Simplification du contrôle des investissements étrangers en France ne signifie pas allègement du contrôle
Dans le prolongement du vaste programme de simplification du cadre réglementaire applicable aux entreprises, engagé en France depuis 2013, le décret n°2017-932 du 10 mai 2017 portant diverses mesures de simplification pour les entreprises vient alléger les démarches des entreprises étrangères souhaitant investir en France.
Une simplification qui ne doit pas masquer la volonté du gouvernement français de maintenir un contrôle effectif des investissements étrangers réalisés dans des secteurs dits sensibles, essentiel à la garantie des intérêts du pays en matière d’ordre public, de sécurité publique ou de défense nationale.
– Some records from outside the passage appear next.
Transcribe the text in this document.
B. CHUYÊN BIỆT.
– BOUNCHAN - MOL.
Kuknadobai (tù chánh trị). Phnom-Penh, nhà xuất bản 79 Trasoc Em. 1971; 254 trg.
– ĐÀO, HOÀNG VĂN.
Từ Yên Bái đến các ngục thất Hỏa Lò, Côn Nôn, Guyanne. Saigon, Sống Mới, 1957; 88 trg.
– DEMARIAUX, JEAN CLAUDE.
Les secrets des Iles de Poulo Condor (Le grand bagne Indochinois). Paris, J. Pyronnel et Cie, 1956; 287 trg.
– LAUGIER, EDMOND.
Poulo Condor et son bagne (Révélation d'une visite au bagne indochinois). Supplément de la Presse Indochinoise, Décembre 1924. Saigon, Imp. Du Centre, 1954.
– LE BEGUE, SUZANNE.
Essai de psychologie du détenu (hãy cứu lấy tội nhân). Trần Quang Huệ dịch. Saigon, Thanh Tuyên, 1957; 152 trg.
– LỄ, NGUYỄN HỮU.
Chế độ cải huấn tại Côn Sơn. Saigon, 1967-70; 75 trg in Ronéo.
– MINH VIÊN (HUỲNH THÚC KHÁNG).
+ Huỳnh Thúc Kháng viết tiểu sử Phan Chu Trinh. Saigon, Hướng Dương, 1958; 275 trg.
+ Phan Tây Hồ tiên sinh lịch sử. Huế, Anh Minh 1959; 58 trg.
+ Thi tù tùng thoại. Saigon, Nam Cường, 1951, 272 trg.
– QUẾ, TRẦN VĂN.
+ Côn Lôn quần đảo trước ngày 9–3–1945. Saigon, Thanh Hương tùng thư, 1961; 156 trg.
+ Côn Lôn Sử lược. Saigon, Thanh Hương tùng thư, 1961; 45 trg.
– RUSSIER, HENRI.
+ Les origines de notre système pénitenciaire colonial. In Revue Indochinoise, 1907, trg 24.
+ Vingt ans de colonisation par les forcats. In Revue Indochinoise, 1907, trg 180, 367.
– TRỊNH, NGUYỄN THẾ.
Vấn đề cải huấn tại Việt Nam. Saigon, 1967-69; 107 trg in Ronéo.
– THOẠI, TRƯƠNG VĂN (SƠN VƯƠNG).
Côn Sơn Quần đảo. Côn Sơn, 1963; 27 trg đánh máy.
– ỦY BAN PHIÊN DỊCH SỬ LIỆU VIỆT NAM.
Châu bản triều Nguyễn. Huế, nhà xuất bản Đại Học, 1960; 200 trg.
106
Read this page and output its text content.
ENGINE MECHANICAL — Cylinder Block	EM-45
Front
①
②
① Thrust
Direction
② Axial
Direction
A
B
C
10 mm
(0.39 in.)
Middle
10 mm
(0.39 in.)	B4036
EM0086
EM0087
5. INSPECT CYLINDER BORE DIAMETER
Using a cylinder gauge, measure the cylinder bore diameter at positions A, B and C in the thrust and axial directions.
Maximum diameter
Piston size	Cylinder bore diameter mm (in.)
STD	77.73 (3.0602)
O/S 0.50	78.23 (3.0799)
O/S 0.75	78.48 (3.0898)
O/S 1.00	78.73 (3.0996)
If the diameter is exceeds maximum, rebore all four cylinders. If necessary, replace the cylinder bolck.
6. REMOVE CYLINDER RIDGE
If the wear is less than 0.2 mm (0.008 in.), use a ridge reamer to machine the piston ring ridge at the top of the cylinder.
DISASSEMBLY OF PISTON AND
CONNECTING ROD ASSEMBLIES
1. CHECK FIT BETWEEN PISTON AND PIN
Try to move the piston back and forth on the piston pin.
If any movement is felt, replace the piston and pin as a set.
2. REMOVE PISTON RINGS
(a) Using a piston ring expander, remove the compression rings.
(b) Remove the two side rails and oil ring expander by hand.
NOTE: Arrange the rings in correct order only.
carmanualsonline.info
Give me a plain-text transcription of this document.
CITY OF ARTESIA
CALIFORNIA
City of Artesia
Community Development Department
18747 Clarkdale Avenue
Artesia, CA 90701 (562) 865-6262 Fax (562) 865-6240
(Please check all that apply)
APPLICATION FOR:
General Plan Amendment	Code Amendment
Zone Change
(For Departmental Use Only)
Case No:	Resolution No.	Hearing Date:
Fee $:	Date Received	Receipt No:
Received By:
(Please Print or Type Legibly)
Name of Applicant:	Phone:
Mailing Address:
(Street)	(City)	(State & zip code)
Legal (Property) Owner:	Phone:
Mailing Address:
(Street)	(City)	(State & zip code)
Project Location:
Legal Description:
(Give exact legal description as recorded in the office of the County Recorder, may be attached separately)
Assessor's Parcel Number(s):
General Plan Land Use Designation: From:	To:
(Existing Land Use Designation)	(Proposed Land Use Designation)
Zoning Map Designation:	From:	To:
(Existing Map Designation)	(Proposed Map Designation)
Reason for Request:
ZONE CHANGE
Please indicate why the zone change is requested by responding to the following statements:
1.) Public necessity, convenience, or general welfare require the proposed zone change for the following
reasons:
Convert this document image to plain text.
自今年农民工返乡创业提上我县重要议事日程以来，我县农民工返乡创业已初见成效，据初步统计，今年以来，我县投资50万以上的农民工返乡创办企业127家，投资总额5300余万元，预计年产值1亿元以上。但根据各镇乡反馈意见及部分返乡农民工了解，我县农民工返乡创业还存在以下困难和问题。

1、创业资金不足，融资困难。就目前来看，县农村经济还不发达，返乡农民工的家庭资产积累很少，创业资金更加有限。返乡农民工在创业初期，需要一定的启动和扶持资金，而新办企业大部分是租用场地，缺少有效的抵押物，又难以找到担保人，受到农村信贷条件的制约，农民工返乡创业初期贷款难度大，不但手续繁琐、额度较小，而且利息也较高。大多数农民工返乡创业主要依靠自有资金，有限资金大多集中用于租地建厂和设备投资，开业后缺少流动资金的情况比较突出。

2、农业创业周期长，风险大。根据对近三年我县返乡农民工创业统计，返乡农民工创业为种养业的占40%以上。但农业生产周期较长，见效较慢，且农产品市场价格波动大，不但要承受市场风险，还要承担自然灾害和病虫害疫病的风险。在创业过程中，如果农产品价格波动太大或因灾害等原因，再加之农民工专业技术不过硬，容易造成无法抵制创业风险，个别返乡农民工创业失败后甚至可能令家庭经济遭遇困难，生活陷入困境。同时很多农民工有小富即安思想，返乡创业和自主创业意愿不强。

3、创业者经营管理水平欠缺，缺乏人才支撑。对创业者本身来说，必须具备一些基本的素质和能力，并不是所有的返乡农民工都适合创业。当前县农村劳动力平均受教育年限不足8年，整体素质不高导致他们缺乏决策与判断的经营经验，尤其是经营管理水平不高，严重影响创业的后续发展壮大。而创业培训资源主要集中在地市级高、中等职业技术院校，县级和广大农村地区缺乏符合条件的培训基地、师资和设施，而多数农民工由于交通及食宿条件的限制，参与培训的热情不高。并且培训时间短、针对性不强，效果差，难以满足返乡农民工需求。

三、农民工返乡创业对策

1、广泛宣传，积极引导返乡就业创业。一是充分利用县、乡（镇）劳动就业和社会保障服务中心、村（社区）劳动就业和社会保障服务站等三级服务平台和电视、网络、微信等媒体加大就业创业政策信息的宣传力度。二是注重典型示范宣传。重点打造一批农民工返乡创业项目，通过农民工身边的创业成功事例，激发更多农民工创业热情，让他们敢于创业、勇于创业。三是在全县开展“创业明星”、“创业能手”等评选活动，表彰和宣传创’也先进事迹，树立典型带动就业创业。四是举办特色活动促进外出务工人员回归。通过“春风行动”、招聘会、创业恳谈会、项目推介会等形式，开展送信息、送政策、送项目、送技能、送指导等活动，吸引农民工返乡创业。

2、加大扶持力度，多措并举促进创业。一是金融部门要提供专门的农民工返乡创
Faciliter l’implantation des entreprises étrangères :
Avant le 12 mai 2017, date d’entrée en vigueur du décret n°2017-932 du 10 mai 2017, toute entreprise étrangère souhaitant investir en France, était tenue de déposer auprès de la direction générale du trésor une déclaration administrative dès réalisation de l’investissement (articles R 152-4 et R 152-5 du Code monétaire et financier).
Etaient notamment concernées la création d’entreprises par une société de droit étranger, l’acquisition de tout ou partie d’une branche d’activité, la prise de contrôle directe et indirecte dans une entreprise de droit français, mais également la prise de contrôle de fait d’une entreprise de droit français par une entreprise de droit étranger via notamment l’octroi de prêts ou de garanties, l’achat de brevets ou de licences, de contrats commerciaux.
Sous réserve de ne pas tomber sous le coup de la procédure d’autorisation préalable (cf. infra), l’investisseur étranger était alors tenu, une fois l’opération réalisée, de procéder à une déclaration administrative contenant un certain nombre d’informations tenant en particulier à l’investisseur étranger et à ses actionnaires et dirigeants, à l’activité et/ou à l’entreprise objet de l’investissement ainsi qu’à la provenance et au circuit des fonds. Une procédure souvent peu comprise des investisseurs étrangers, d’autant plus que certaines des informations demandées pouvaient déjà avoir été transmises lors de déclarations effectuées auprès d’autres administrations, telles que le centre de formalités des entreprises ou encore la Banque de France.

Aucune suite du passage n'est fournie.